I neither bake nor drink anywhere near as much as I used to. This past week, however, I did. 

Drinking. I reconnected with various friends after the separation of the summer and that called for alcohol. During the course of the merriment, I mastered the pisco sour. I started out mixing the classic Peruvian cocktail in a shaker, but could never work up a significant head of foam. Then, on Saturday I mixed pisco sours for my friend Melanie in the Vitamix and they were nearly perfect. (Any blender would work, I just like to type the word Vitamix as often as possible.) These drinks were pale, pale, pale creamy green and atop the otherworldly liquid floated a layer of snowy meringue. Showstopping.

Last night Mark and I carted the Vitamix up to our friend Hilary's house in Petaluma and made pisco sours for her and her husband, John. I decided these pisco sours might be a little too tart. After leaving Hilary's, we drove the four minutes to my father's house where I made pisco sours for my sister and her husband. (My father tasted one and went back to his martini.) We added more sugar to the pisco sours and now they really were perfect. It had been a long, hot day, I was thirsty, and perfect pisco sours are dangerously refreshing. Everything after the second pisco sour is a blur. Back home, I fell asleep on the couch still wearing my clothes, setting a wonderful example for my impressionable adolescent children. There will be no more pisco sours anytime soon.

For me, that is. You should try one. Here's my recipe, adapted from the recipe in Boozehound which was adapted from the recipe at Hotel Mossone in Huacachina, Peru. The author says to be sure to use key limes, but I didn't and these were outstanding pisco sours.

Into a blender: 3 ounces pisco, 4 teaspoons powdered sugar (more to taste), 1 ounce fresh lime juice, 1 egg white, a generous handful of ice. Blend until the ice is demolished and the drink foamy. Pour into a highball glass. Top with a dash of bitters. Serves one.

Now, baking.

Yesterday I baked the rhubarb peach kuchen from Smoke and Pickles by Edward Lee, a Korean-American chef in Louisville, Kentucky, and took it to my father's as my contribution to that blurry steak dinner. Smoke and Pickles is
 full strange, intriguing dishes like tobacco cookies, a chilled squash soup garnished with pickled strawberries, rice bowls that contain kimchi and remoulade.  I didn't have peaches so I used nectarines in the kuchen and didn’t peel them, but otherwise stuck close to the recipe.  I wish it had been slightly more exciting as I want this book to amaze me. The kuchen was a good. I want this book to be better than good.

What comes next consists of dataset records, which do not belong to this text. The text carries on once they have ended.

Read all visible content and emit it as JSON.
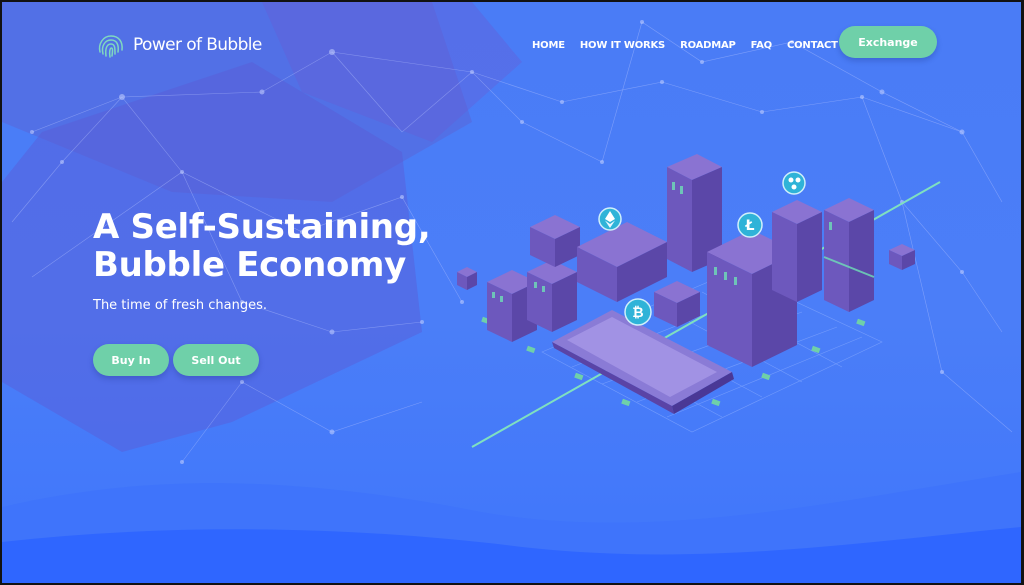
{
  "brand": {
    "name": "Power of Bubble",
    "logo_icon": "fingerprint-icon"
  },
  "nav": {
    "items": [
      "HOME",
      "HOW IT WORKS",
      "ROADMAP",
      "FAQ",
      "CONTACT"
    ],
    "exchange_label": "Exchange"
  },
  "hero": {
    "title_line1": "A Self-Sustaining,",
    "title_line2": "Bubble Economy",
    "subtitle": "The time of fresh changes.",
    "buy_label": "Buy In",
    "sell_label": "Sell Out"
  },
  "illustration": {
    "icons": [
      "ethereum-coin-icon",
      "litecoin-coin-icon",
      "bitcoin-coin-icon",
      "ripple-coin-icon"
    ]
  },
  "colors": {
    "background": "#4a7cf6",
    "wave": "#2f6bff",
    "accent_green": "#6fd0a9",
    "building_purple": "#6a56b8"
  }
}
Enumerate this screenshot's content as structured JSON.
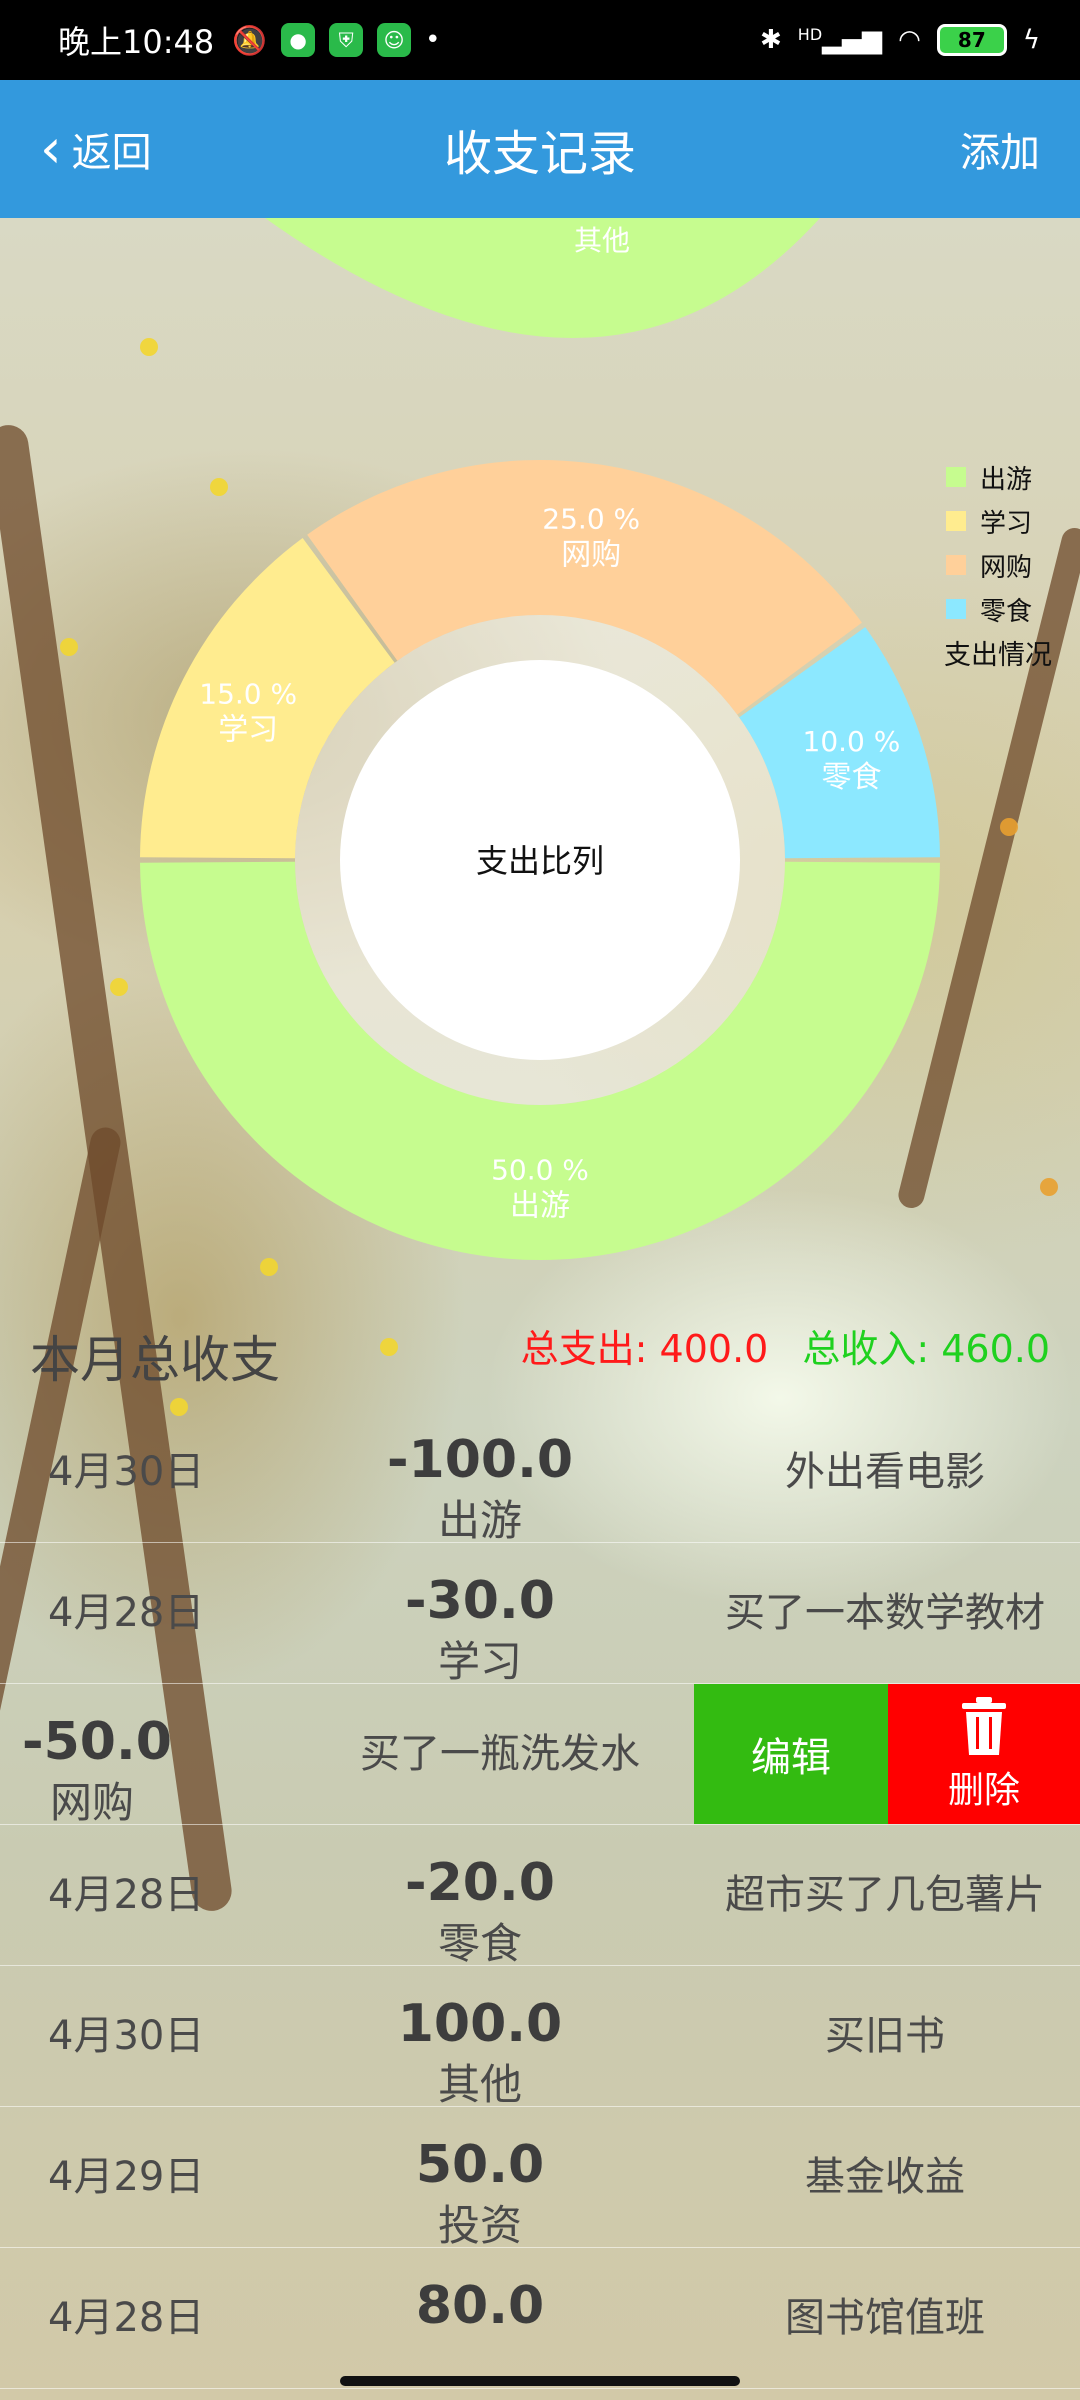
{
  "status_bar": {
    "time": "晚上10:48",
    "battery": "87",
    "network": "HD",
    "dot": "•"
  },
  "header": {
    "back_label": "返回",
    "back_icon": "chevron-left-icon",
    "title": "收支记录",
    "add_label": "添加"
  },
  "colors": {
    "header_bg": "#3399dd",
    "expense": "#ff1a1a",
    "income": "#1fd11f",
    "edit_button": "#33bb11",
    "delete_button": "#ff0000"
  },
  "chart_data": [
    {
      "type": "pie",
      "partial": true,
      "slices": [
        {
          "label": "其他",
          "color": "#c6fc8f"
        }
      ]
    },
    {
      "type": "pie",
      "style": "donut",
      "center_text": "支出比列",
      "legend_title": "支出情况",
      "legend_position": "right",
      "slices": [
        {
          "label": "出游",
          "value": 50.0,
          "value_label": "50.0 %",
          "color": "#c6fc8f"
        },
        {
          "label": "学习",
          "value": 15.0,
          "value_label": "15.0 %",
          "color": "#ffec8f"
        },
        {
          "label": "网购",
          "value": 25.0,
          "value_label": "25.0 %",
          "color": "#ffd09a"
        },
        {
          "label": "零食",
          "value": 10.0,
          "value_label": "10.0 %",
          "color": "#8ce8ff"
        }
      ]
    }
  ],
  "summary": {
    "title": "本月总收支",
    "expense_text": "总支出: 400.0",
    "income_text": "总收入: 460.0"
  },
  "swipe_actions": {
    "edit_label": "编辑",
    "delete_label": "删除"
  },
  "records": [
    {
      "date": "4月30日",
      "amount": "-100.0",
      "category": "出游",
      "note": "外出看电影"
    },
    {
      "date": "4月28日",
      "amount": "-30.0",
      "category": "学习",
      "note": "买了一本数学教材"
    },
    {
      "date": "",
      "amount": "-50.0",
      "category": "网购",
      "note": "买了一瓶洗发水",
      "swiped": true
    },
    {
      "date": "4月28日",
      "amount": "-20.0",
      "category": "零食",
      "note": "超市买了几包薯片"
    },
    {
      "date": "4月30日",
      "amount": "100.0",
      "category": "其他",
      "note": "买旧书"
    },
    {
      "date": "4月29日",
      "amount": "50.0",
      "category": "投资",
      "note": "基金收益"
    },
    {
      "date": "4月28日",
      "amount": "80.0",
      "category": "",
      "note": "图书馆值班"
    }
  ]
}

Also, I baked another batch of brownies, this time using a recipe that calls for cocoa powder rather than chocolate. These brownies are decidedly inferior to the brownies I made from The Essential New York Times Cookbook but still tasty enough that Owen ate ten in under ten minutes. Exaggeration, but not much of one.

Having read some of your comments, I compared the ingredient ratios in the Essential New York Times  brownie to those in the Joy of Cooking and Katharine Hepburn brownies. Adjusting for pan size, the Essential New York Times brownie has twice as much chocolate and butter as Joy's. Otherwise it is identical. It contains the same amount of butter, but twice as much chocolate and flour as Katharine Hepburn's brownies. It calls for the same amount of sugar, but the KH brownies contain unsweetened chocolate so this would indeed make the Essential New York Times brownie sweeter. I don't know what any of this means except that there's lots of leeway in the making of brownies. I shall continue testing brownie recipes until we get sick of eating brownies.

That's a Russian tea cake on the left. I rolled it in powdered sugar that I made in the Vitamix. A cup and a half of granulated sugar plus 1 tablespoon of cornstarch. Blend until powdery. Supercool.

I can’t wait to see where this Slate series on entertaining goes.